Joseph Cornell e a poesia de meio-tostão

Não é habitual, mas já me aconteceu por mais de uma vez comprar um livro simplesmente por achar que tinha uma capa bonita, à espera talvez de que tivesse um conteúdo a condizer. Foi o caso de um livro em inglês intitulado A Convergence of Birds, que exibia na capa um objeto do artista norte-americano…

Não é habitual, mas já me aconteceu por mais de uma vez comprar um livro simplesmente por achar que tinha uma capa bonita, à espera talvez de que tivesse um conteúdo a condizer. Foi o caso de um livro em inglês intitulado A Convergence of Birds, que exibia na capa um objeto do artista norte-americano Joseph Cornell. Um dia, quando quis saber mais sobre a obra deste artista, fui buscá-lo à procura de informação. Mas não encontrei lá nada que me ajudasse – apenas uns poemas experimentais e textos literários de que não gostei particularmente…

Decidi então encomendar outro livro sobre Joseph Cornell. Face à oferta disponível, guiando-me pelos comentários e de acordo com a minha disponibilidade, a escolha recaiu sobre Dime-Store Alchemy – The Art of Joseph Cornell, do poeta Charles Simic. Chegou há dias.

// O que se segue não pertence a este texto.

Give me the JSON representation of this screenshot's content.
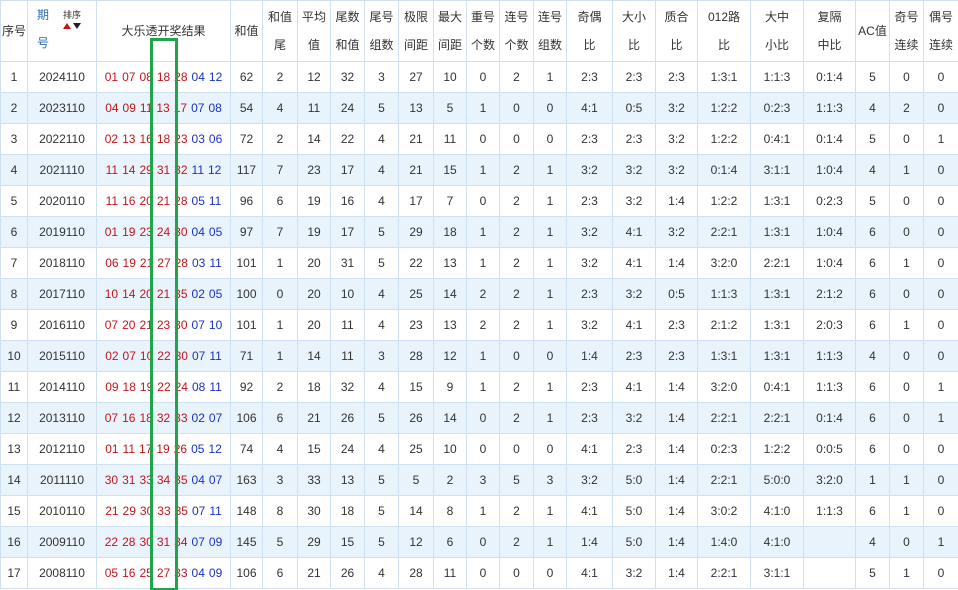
{
  "table": {
    "sort_label": "排序",
    "header": [
      [
        "序号"
      ],
      [
        "期",
        "号"
      ],
      [
        "大乐透开奖结果"
      ],
      [
        "和值"
      ],
      [
        "和值",
        "尾"
      ],
      [
        "平均",
        "值"
      ],
      [
        "尾数",
        "和值"
      ],
      [
        "尾号",
        "组数"
      ],
      [
        "极限",
        "间距"
      ],
      [
        "最大",
        "间距"
      ],
      [
        "重号",
        "个数"
      ],
      [
        "连号",
        "个数"
      ],
      [
        "连号",
        "组数"
      ],
      [
        "奇偶",
        "比"
      ],
      [
        "大小",
        "比"
      ],
      [
        "质合",
        "比"
      ],
      [
        "012路",
        "比"
      ],
      [
        "大中",
        "小比"
      ],
      [
        "复隔",
        "中比"
      ],
      [
        "AC值"
      ],
      [
        "奇号",
        "连续"
      ],
      [
        "偶号",
        "连续"
      ]
    ],
    "rows": [
      {
        "no": 1,
        "issue": "2024110",
        "front": [
          "01",
          "07",
          "08",
          "18",
          "28"
        ],
        "back": [
          "04",
          "12"
        ],
        "cells": [
          62,
          2,
          12,
          32,
          3,
          27,
          10,
          0,
          2,
          1,
          "2:3",
          "2:3",
          "2:3",
          "1:3:1",
          "1:1:3",
          "0:1:4",
          5,
          0,
          0
        ]
      },
      {
        "no": 2,
        "issue": "2023110",
        "front": [
          "04",
          "09",
          "11",
          "13",
          "17"
        ],
        "back": [
          "07",
          "08"
        ],
        "cells": [
          54,
          4,
          11,
          24,
          5,
          13,
          5,
          1,
          0,
          0,
          "4:1",
          "0:5",
          "3:2",
          "1:2:2",
          "0:2:3",
          "1:1:3",
          4,
          2,
          0
        ]
      },
      {
        "no": 3,
        "issue": "2022110",
        "front": [
          "02",
          "13",
          "16",
          "18",
          "23"
        ],
        "back": [
          "03",
          "06"
        ],
        "cells": [
          72,
          2,
          14,
          22,
          4,
          21,
          11,
          0,
          0,
          0,
          "2:3",
          "2:3",
          "3:2",
          "1:2:2",
          "0:4:1",
          "0:1:4",
          5,
          0,
          1
        ]
      },
      {
        "no": 4,
        "issue": "2021110",
        "front": [
          "11",
          "14",
          "29",
          "31",
          "32"
        ],
        "back": [
          "11",
          "12"
        ],
        "cells": [
          117,
          7,
          23,
          17,
          4,
          21,
          15,
          1,
          2,
          1,
          "3:2",
          "3:2",
          "3:2",
          "0:1:4",
          "3:1:1",
          "1:0:4",
          4,
          1,
          0
        ]
      },
      {
        "no": 5,
        "issue": "2020110",
        "front": [
          "11",
          "16",
          "20",
          "21",
          "28"
        ],
        "back": [
          "05",
          "11"
        ],
        "cells": [
          96,
          6,
          19,
          16,
          4,
          17,
          7,
          0,
          2,
          1,
          "2:3",
          "3:2",
          "1:4",
          "1:2:2",
          "1:3:1",
          "0:2:3",
          5,
          0,
          0
        ]
      },
      {
        "no": 6,
        "issue": "2019110",
        "front": [
          "01",
          "19",
          "23",
          "24",
          "30"
        ],
        "back": [
          "04",
          "05"
        ],
        "cells": [
          97,
          7,
          19,
          17,
          5,
          29,
          18,
          1,
          2,
          1,
          "3:2",
          "4:1",
          "3:2",
          "2:2:1",
          "1:3:1",
          "1:0:4",
          6,
          0,
          0
        ]
      },
      {
        "no": 7,
        "issue": "2018110",
        "front": [
          "06",
          "19",
          "21",
          "27",
          "28"
        ],
        "back": [
          "03",
          "11"
        ],
        "cells": [
          101,
          1,
          20,
          31,
          5,
          22,
          13,
          1,
          2,
          1,
          "3:2",
          "4:1",
          "1:4",
          "3:2:0",
          "2:2:1",
          "1:0:4",
          6,
          1,
          0
        ]
      },
      {
        "no": 8,
        "issue": "2017110",
        "front": [
          "10",
          "14",
          "20",
          "21",
          "35"
        ],
        "back": [
          "02",
          "05"
        ],
        "cells": [
          100,
          0,
          20,
          10,
          4,
          25,
          14,
          2,
          2,
          1,
          "2:3",
          "3:2",
          "0:5",
          "1:1:3",
          "1:3:1",
          "2:1:2",
          6,
          0,
          0
        ]
      },
      {
        "no": 9,
        "issue": "2016110",
        "front": [
          "07",
          "20",
          "21",
          "23",
          "30"
        ],
        "back": [
          "07",
          "10"
        ],
        "cells": [
          101,
          1,
          20,
          11,
          4,
          23,
          13,
          2,
          2,
          1,
          "3:2",
          "4:1",
          "2:3",
          "2:1:2",
          "1:3:1",
          "2:0:3",
          6,
          1,
          0
        ]
      },
      {
        "no": 10,
        "issue": "2015110",
        "front": [
          "02",
          "07",
          "10",
          "22",
          "30"
        ],
        "back": [
          "07",
          "11"
        ],
        "cells": [
          71,
          1,
          14,
          11,
          3,
          28,
          12,
          1,
          0,
          0,
          "1:4",
          "2:3",
          "2:3",
          "1:3:1",
          "1:3:1",
          "1:1:3",
          4,
          0,
          0
        ]
      },
      {
        "no": 11,
        "issue": "2014110",
        "front": [
          "09",
          "18",
          "19",
          "22",
          "24"
        ],
        "back": [
          "08",
          "11"
        ],
        "cells": [
          92,
          2,
          18,
          32,
          4,
          15,
          9,
          1,
          2,
          1,
          "2:3",
          "4:1",
          "1:4",
          "3:2:0",
          "0:4:1",
          "1:1:3",
          6,
          0,
          1
        ]
      },
      {
        "no": 12,
        "issue": "2013110",
        "front": [
          "07",
          "16",
          "18",
          "32",
          "33"
        ],
        "back": [
          "02",
          "07"
        ],
        "cells": [
          106,
          6,
          21,
          26,
          5,
          26,
          14,
          0,
          2,
          1,
          "2:3",
          "3:2",
          "1:4",
          "2:2:1",
          "2:2:1",
          "0:1:4",
          6,
          0,
          1
        ]
      },
      {
        "no": 13,
        "issue": "2012110",
        "front": [
          "01",
          "11",
          "17",
          "19",
          "26"
        ],
        "back": [
          "05",
          "12"
        ],
        "cells": [
          74,
          4,
          15,
          24,
          4,
          25,
          10,
          0,
          0,
          0,
          "4:1",
          "2:3",
          "1:4",
          "0:2:3",
          "1:2:2",
          "0:0:5",
          6,
          0,
          0
        ]
      },
      {
        "no": 14,
        "issue": "2011110",
        "front": [
          "30",
          "31",
          "33",
          "34",
          "35"
        ],
        "back": [
          "04",
          "07"
        ],
        "cells": [
          163,
          3,
          33,
          13,
          5,
          5,
          2,
          3,
          5,
          3,
          "3:2",
          "5:0",
          "1:4",
          "2:2:1",
          "5:0:0",
          "3:2:0",
          1,
          1,
          0
        ]
      },
      {
        "no": 15,
        "issue": "2010110",
        "front": [
          "21",
          "29",
          "30",
          "33",
          "35"
        ],
        "back": [
          "07",
          "11"
        ],
        "cells": [
          148,
          8,
          30,
          18,
          5,
          14,
          8,
          1,
          2,
          1,
          "4:1",
          "5:0",
          "1:4",
          "3:0:2",
          "4:1:0",
          "1:1:3",
          6,
          1,
          0
        ]
      },
      {
        "no": 16,
        "issue": "2009110",
        "front": [
          "22",
          "28",
          "30",
          "31",
          "34"
        ],
        "back": [
          "07",
          "09"
        ],
        "cells": [
          145,
          5,
          29,
          15,
          5,
          12,
          6,
          0,
          2,
          1,
          "1:4",
          "5:0",
          "1:4",
          "1:4:0",
          "4:1:0",
          null,
          4,
          0,
          1
        ]
      },
      {
        "no": 17,
        "issue": "2008110",
        "front": [
          "05",
          "16",
          "25",
          "27",
          "33"
        ],
        "back": [
          "04",
          "09"
        ],
        "cells": [
          106,
          6,
          21,
          26,
          4,
          28,
          11,
          0,
          0,
          0,
          "4:1",
          "3:2",
          "1:4",
          "2:2:1",
          "3:1:1",
          null,
          5,
          1,
          0
        ]
      }
    ]
  }
}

Mais uma vez, a capa era promissora, tal como o título, que eu traduziria por qualquer coisa como ‘Alquimia de Loja de Meio-Tostão’ (dime-store é uma expressão usada para designar lojas que vendem artigos baratos, quinquilharia, coisas em segunda mão). Porém confesso que pareceu-me demasiado fino para ter substância e, ao ler um comentário reproduzido na contracapa, fiquei a pensar se não teria voltado a cometer um erro: «Dime-Store Alchemy é até ao momento a mais sustentada resposta literária às caixas, montagens e filmes de Cornell». Era suposto ser um elogio, mas funcionou precisamente ao contrário: se havia algo que eu não queria era mais literatura – queria factos, pistas, interpretações, informação.

Afinal, acabou por ser isso que encontrei no interior. Simic juntou detalhes biográficos sobre Cornell, fragmentos dos seus escritos e belas descrições dos seus enigmáticos objetos, num livro que funciona, tal como as caixas do artista (que combinavam recortes, brinquedos estragados, pedaços de mecanismos encontrados nos passeios), como uma espécie de máquina dos sonhos.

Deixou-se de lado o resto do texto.